Purpose
This study empirically investigates how the COVID-infodemic manifests differently in different
languages and in different countries. This paper focuses on the topical and temporal features of misinformation
related to COVID-19 in five countries.
Design/methodology/approach
COVID-related misinformation was retrieved from 4,487 fact-checked
articles.
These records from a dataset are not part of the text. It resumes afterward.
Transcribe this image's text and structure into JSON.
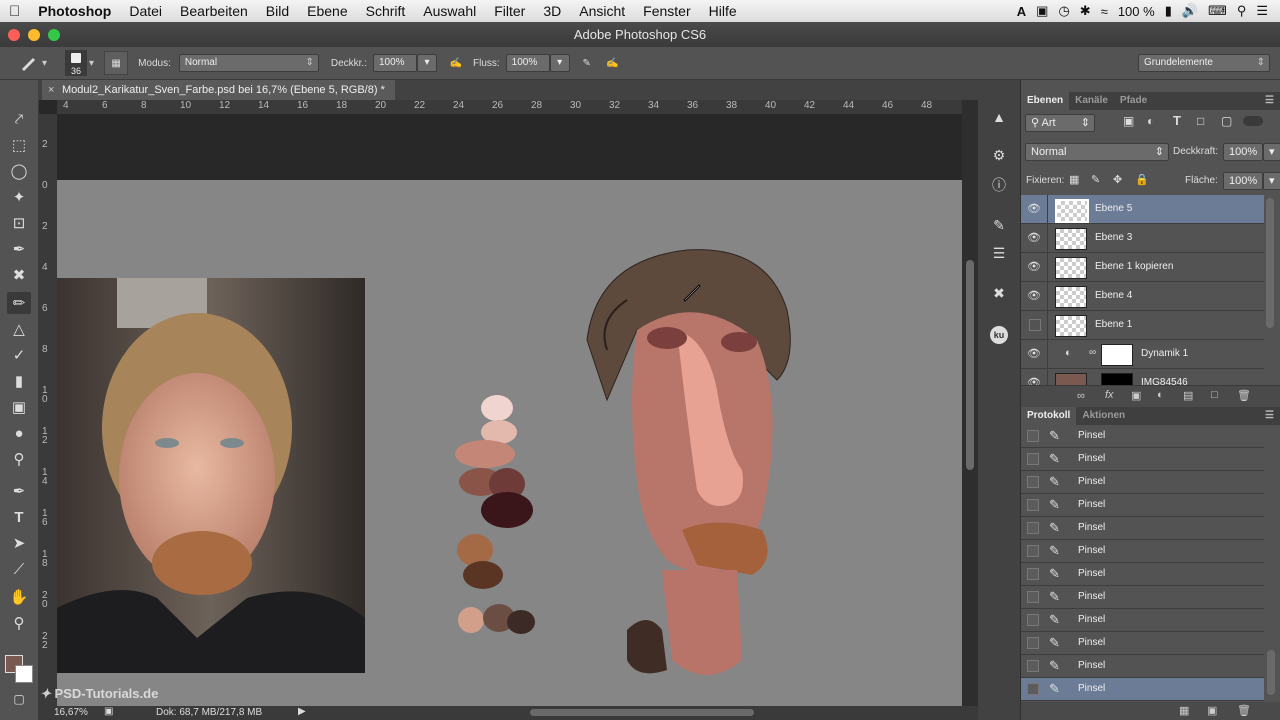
{
  "menubar": {
    "app": "Photoshop",
    "items": [
      "Datei",
      "Bearbeiten",
      "Bild",
      "Ebene",
      "Schrift",
      "Auswahl",
      "Filter",
      "3D",
      "Ansicht",
      "Fenster",
      "Hilfe"
    ],
    "battery": "100 %"
  },
  "window": {
    "title": "Adobe Photoshop CS6"
  },
  "options": {
    "brush_size": "36",
    "mode_label": "Modus:",
    "mode_value": "Normal",
    "opacity_label": "Deckkr.:",
    "opacity_value": "100%",
    "flow_label": "Fluss:",
    "flow_value": "100%",
    "workspace": "Grundelemente"
  },
  "document": {
    "tab_title": "Modul2_Karikatur_Sven_Farbe.psd bei 16,7% (Ebene 5, RGB/8) *",
    "ruler_h": [
      "4",
      "6",
      "8",
      "10",
      "12",
      "14",
      "16",
      "18",
      "20",
      "22",
      "24",
      "26",
      "28",
      "30",
      "32",
      "34",
      "36",
      "38",
      "40",
      "42",
      "44",
      "46",
      "48"
    ],
    "ruler_v": [
      "2",
      "0",
      "2",
      "4",
      "6",
      "8",
      "1\n0",
      "1\n2",
      "1\n4",
      "1\n6",
      "1\n8",
      "2\n0",
      "2\n2"
    ]
  },
  "status": {
    "zoom": "16,67%",
    "doc": "Dok: 68,7 MB/217,8 MB"
  },
  "watermark": "PSD-Tutorials.de",
  "layers_panel": {
    "tabs": [
      "Ebenen",
      "Kanäle",
      "Pfade"
    ],
    "filter": "Art",
    "blend_mode": "Normal",
    "opacity_label": "Deckkraft:",
    "opacity_value": "100%",
    "lock_label": "Fixieren:",
    "fill_label": "Fläche:",
    "fill_value": "100%",
    "layers": [
      {
        "name": "Ebene 5",
        "visible": true,
        "selected": true
      },
      {
        "name": "Ebene 3",
        "visible": true,
        "selected": false
      },
      {
        "name": "Ebene 1 kopieren",
        "visible": true,
        "selected": false
      },
      {
        "name": "Ebene 4",
        "visible": true,
        "selected": false
      },
      {
        "name": "Ebene 1",
        "visible": false,
        "selected": false
      },
      {
        "name": "Dynamik 1",
        "visible": true,
        "selected": false
      },
      {
        "name": "IMG84546",
        "visible": true,
        "selected": false
      }
    ]
  },
  "history_panel": {
    "tabs": [
      "Protokoll",
      "Aktionen"
    ],
    "items": [
      "Pinsel",
      "Pinsel",
      "Pinsel",
      "Pinsel",
      "Pinsel",
      "Pinsel",
      "Pinsel",
      "Pinsel",
      "Pinsel",
      "Pinsel",
      "Pinsel",
      "Pinsel"
    ]
  }
}
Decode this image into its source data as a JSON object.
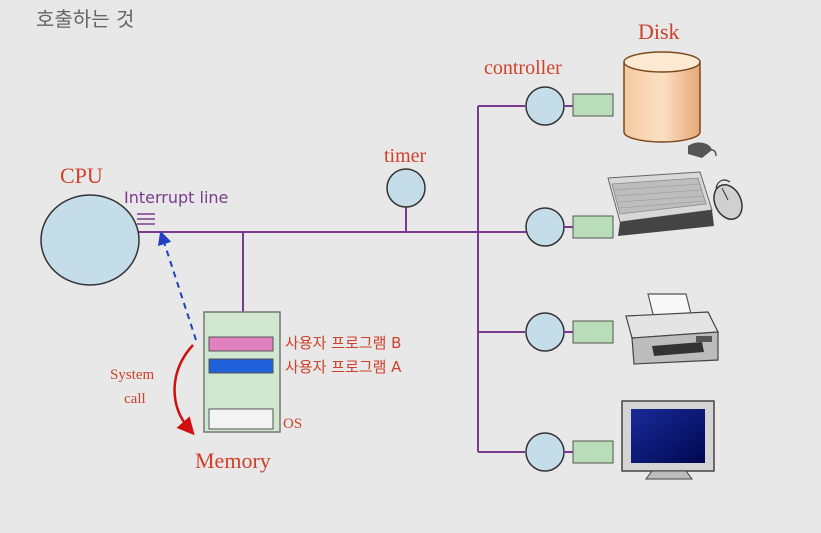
{
  "heading": "호출하는 것",
  "labels": {
    "cpu": "CPU",
    "interrupt_line": "Interrupt line",
    "timer": "timer",
    "controller": "controller",
    "disk": "Disk",
    "memory": "Memory",
    "os": "OS",
    "user_program_b": "사용자 프로그램 B",
    "user_program_a": "사용자 프로그램 A",
    "system_call_1": "System",
    "system_call_2": "call"
  },
  "colors": {
    "bus": "#7a3b8f",
    "node_fill": "#c5dde8",
    "controller_fill": "#b8ddb8",
    "label_red": "#d0402a",
    "label_purple": "#7a3b8f",
    "program_b": "#e080c0",
    "program_a": "#2060d8",
    "system_call_arrow": "#d01010",
    "interrupt_arrow": "#2040c0"
  },
  "devices": [
    "disk",
    "keyboard-and-mouse",
    "printer",
    "monitor"
  ]
}
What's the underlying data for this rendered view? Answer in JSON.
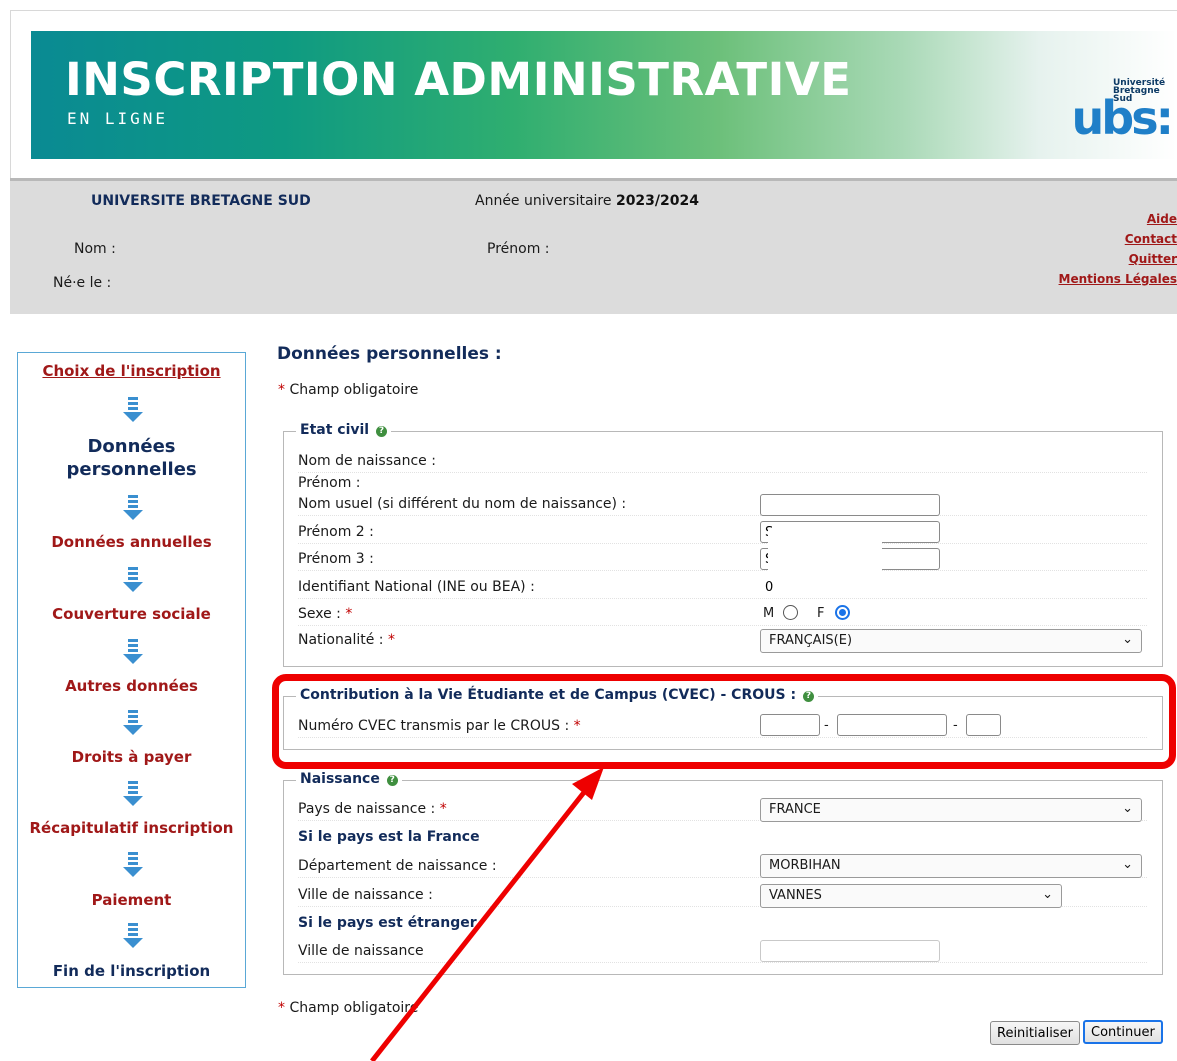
{
  "banner": {
    "title": "INSCRIPTION ADMINISTRATIVE",
    "subtitle": "EN LIGNE",
    "logo_small": "Université Bretagne Sud",
    "logo_text": "ubs:"
  },
  "header": {
    "university": "UNIVERSITE BRETAGNE SUD",
    "year_label": "Année universitaire ",
    "year_value": "2023/2024",
    "nom_label": "Nom :",
    "prenom_label": "Prénom :",
    "ne_label": "Né·e le :",
    "links": [
      "Aide",
      "Contact",
      "Quitter",
      "Mentions Légales"
    ]
  },
  "steps": [
    {
      "label": "Choix de l'inscription",
      "state": "done"
    },
    {
      "label": "Données personnelles",
      "state": "current"
    },
    {
      "label": "Données annuelles",
      "state": "todo"
    },
    {
      "label": "Couverture sociale",
      "state": "todo"
    },
    {
      "label": "Autres données",
      "state": "todo"
    },
    {
      "label": "Droits à payer",
      "state": "todo"
    },
    {
      "label": "Récapitulatif inscription",
      "state": "todo"
    },
    {
      "label": "Paiement",
      "state": "todo"
    },
    {
      "label": "Fin de l'inscription",
      "state": "last"
    }
  ],
  "main": {
    "title": "Données personnelles :",
    "required_note": "Champ obligatoire",
    "etat_civil": {
      "legend": "Etat civil",
      "nom_naissance": "Nom de naissance :",
      "prenom": "Prénom :",
      "nom_usuel": "Nom usuel (si différent du nom de naissance) :",
      "nom_usuel_value": "",
      "prenom2": "Prénom 2 :",
      "prenom2_value": "S",
      "prenom3": "Prénom 3 :",
      "prenom3_value": "S",
      "ine": "Identifiant National (INE ou BEA) :",
      "ine_value": "0",
      "sexe": "Sexe :",
      "sexe_m": "M",
      "sexe_f": "F",
      "sexe_selected": "F",
      "nationalite": "Nationalité :",
      "nationalite_value": "FRANÇAIS(E)"
    },
    "cvec": {
      "legend": "Contribution à la Vie Étudiante et de Campus (CVEC) - CROUS :",
      "numero": "Numéro CVEC transmis par le CROUS :",
      "sep": "-",
      "part1": "",
      "part2": "",
      "part3": ""
    },
    "naissance": {
      "legend": "Naissance",
      "pays": "Pays de naissance :",
      "pays_value": "FRANCE",
      "si_france": "Si le pays est la France",
      "departement": "Département de naissance :",
      "departement_value": "MORBIHAN",
      "ville": "Ville de naissance :",
      "ville_value": "VANNES",
      "si_etranger": "Si le pays est étranger",
      "ville_etranger": "Ville de naissance",
      "ville_etranger_value": ""
    },
    "buttons": {
      "reset": "Reinitialiser",
      "continue": "Continuer"
    }
  },
  "colors": {
    "annotation": "#ee0000",
    "nav_border": "#5aa8d6",
    "link_red": "#a01818",
    "title_navy": "#122b5a",
    "arrow_blue": "#3a8fd0"
  }
}
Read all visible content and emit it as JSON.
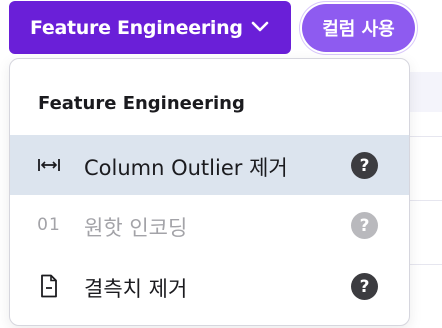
{
  "toolbar": {
    "feature_button_label": "Feature Engineering",
    "feature_button_icon": "chevron-down-icon",
    "column_button_label": "컬럼 사용"
  },
  "menu": {
    "heading": "Feature Engineering",
    "items": [
      {
        "label": "Column Outlier 제거",
        "icon": "column-width-icon",
        "state": "selected",
        "help": "?"
      },
      {
        "label": "원핫 인코딩",
        "icon_text": "01",
        "state": "disabled",
        "help": "?"
      },
      {
        "label": "결측치 제거",
        "icon": "document-minus-icon",
        "state": "enabled",
        "help": "?"
      }
    ]
  },
  "colors": {
    "primary": "#6a1fd8",
    "pill": "#8e5bf0",
    "selected_row": "#dce4ee",
    "help_icon": "#3c3c40",
    "disabled": "#a3a3a8"
  }
}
A novel approach to conducting cross-lingual topic extraction was applied. The rectr algorithm,
empowered by aligned word-embedding, was utilised. To examine how the COVID-infodemic interplays with
the pandemic, a time series analysis was used to construct and compare their temporal development.
Findings
The cross-lingual topic model findings reveal the topical characteristics of each country. On an
aggregated level, health misinformation represents only a small portion of the COVID-infodemic. The time
series results indicate that, for most countries, the infodemic curve fluctuates with the epidemic curve. In this
study, this form of infodemic is referred to as “point-source infodemic”. The second type of infodemic is
continuous infodemic, which is seen in India and the United States (US). In those two countries, the infodemic is
predominantly caused by political misinformation; its temporal distribution appears to be largely unrelated to
the epidemic development.
Originality/value
Despite the growing attention given to misinformation research, existing scholarship is
dominated by single-country or mono-lingual research. This study takes a cross-national and cross-lingual
comparative approach to investigate the problem of online misinformation. This paper demonstrates how the
technological barrier of cross-lingual topic analysis can be overcome with aligned word-embedding algorithms.